Un regard émouvant sur la Seconde Guerre mondiale, vue, vécue et ressentie par des jeunes femmes au courage remarquable.
Prix Nobel de littérature en 2015, Sveltana Alexievitch a consacré sept ans de sa vie à l’enregistrement de témoignages de femmes soviétiques qui, confrontées à la violence de l’invasion des armées hitlériennes, voulurent immédiatement s’engager dans L’Armée Rouge. Ces jeunes femmes courageuses étaient convaincues de la nécessité de leur action, et prêtes à tous les sacrifices pour défendre leur patrie.
La guerre n’a pas un visage de femme témoigne des récits multiples de ces femmes, tout juste sorties de l’enfance qui ont tenu à prendre les armes pour combattre l’envahisseur. Bien loin des manuels scolaires, elles partagent leur histoire, semblable à aucune autre. Leur engagement inébranlable, leur dévouement et leur force sont autant de qualités mises en lumière. Le vécu de ces guerrières nous emporte. Nous vivons leur épopée en même temps qu’elles nous évoquent leurs souvenirs avec une précision dans les détails. Avec admiration pour les confessions qu’elles livrent pudiquement, Marion Bierry imagine une mise en scène libre de toute exhibition, de tout ornement.

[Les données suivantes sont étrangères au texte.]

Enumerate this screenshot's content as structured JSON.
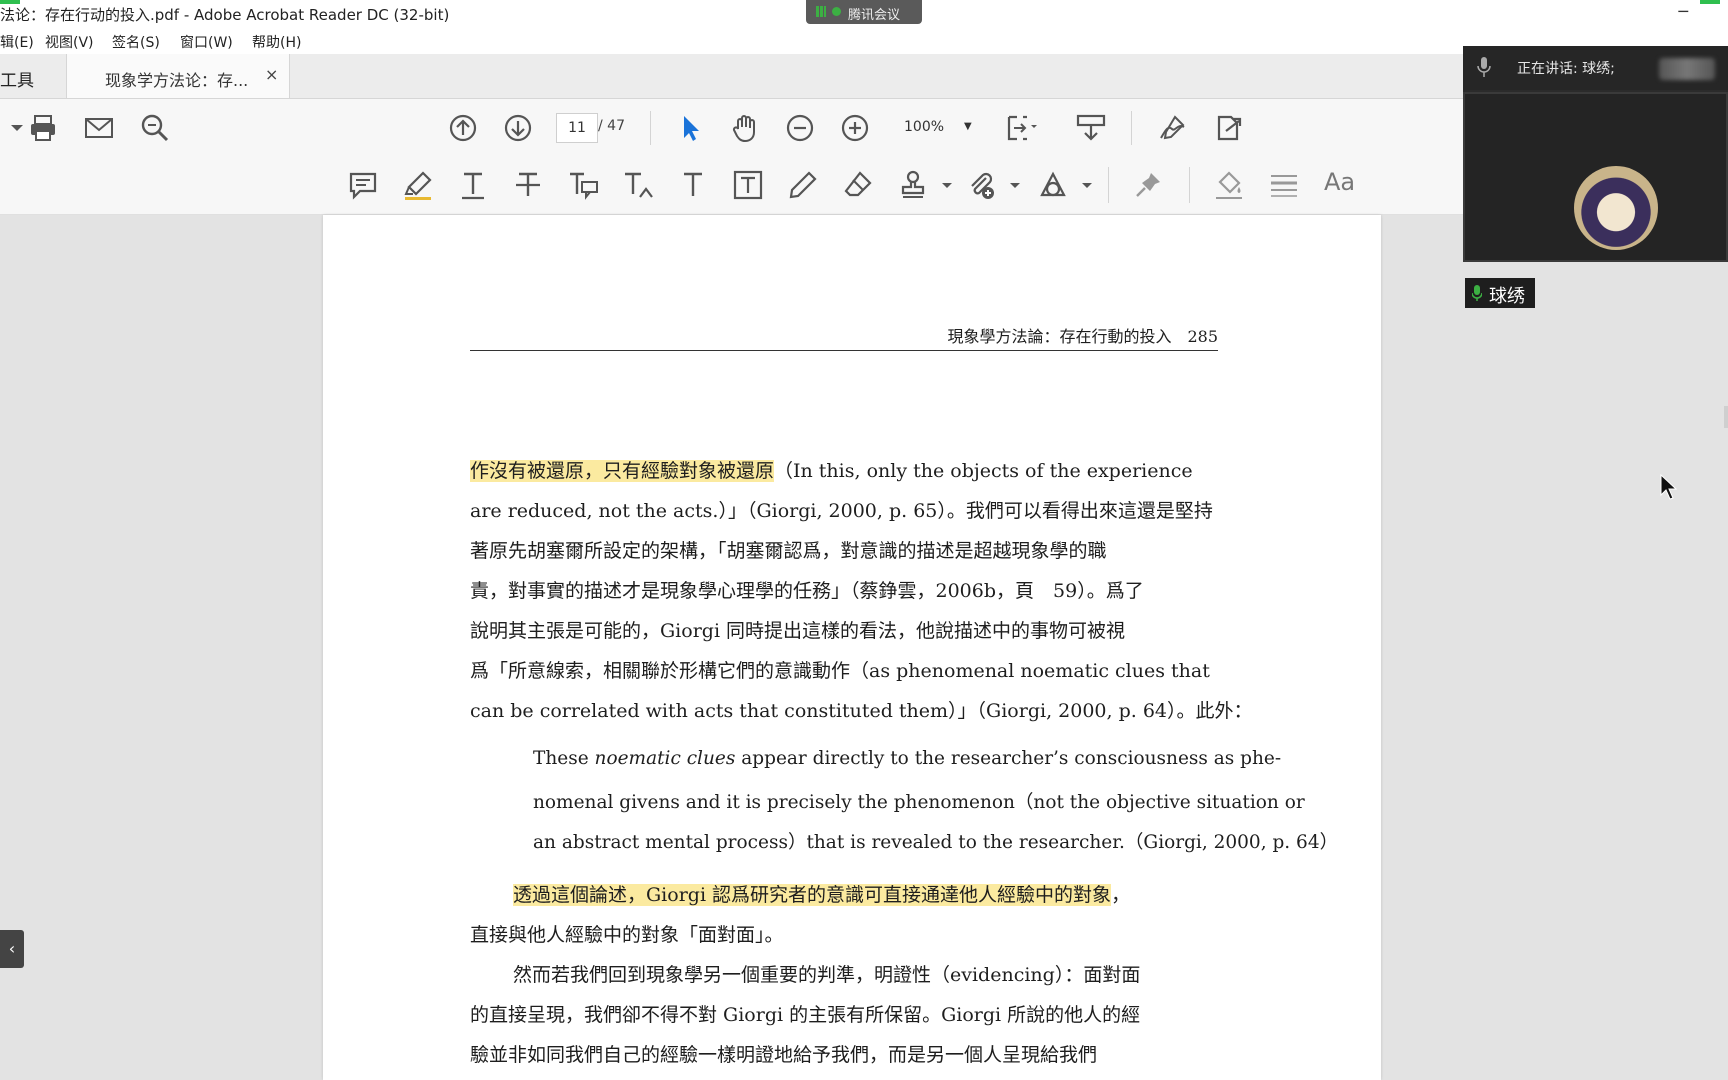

Elle crée un contexte illusoire pour cinq comédiennes, dont la qualité d’interprétation et la force émotionnelle font résonner les paroles de ces femmes oubliées de l’Histoire. On découvre alors des femmes amoureuses, drôles, vengeresses, révoltées, dans un hommage de vérité rendu possible par la juste interprétation de leur témoignage.
Nous étions si jolies… Tout un bataillon. Quand nous sommes parties les gens avaient formé une haie : les femmes, les enfants, les vieux, tout le monde pleurait : « Ce sont les filles qui partent à la guerre ! »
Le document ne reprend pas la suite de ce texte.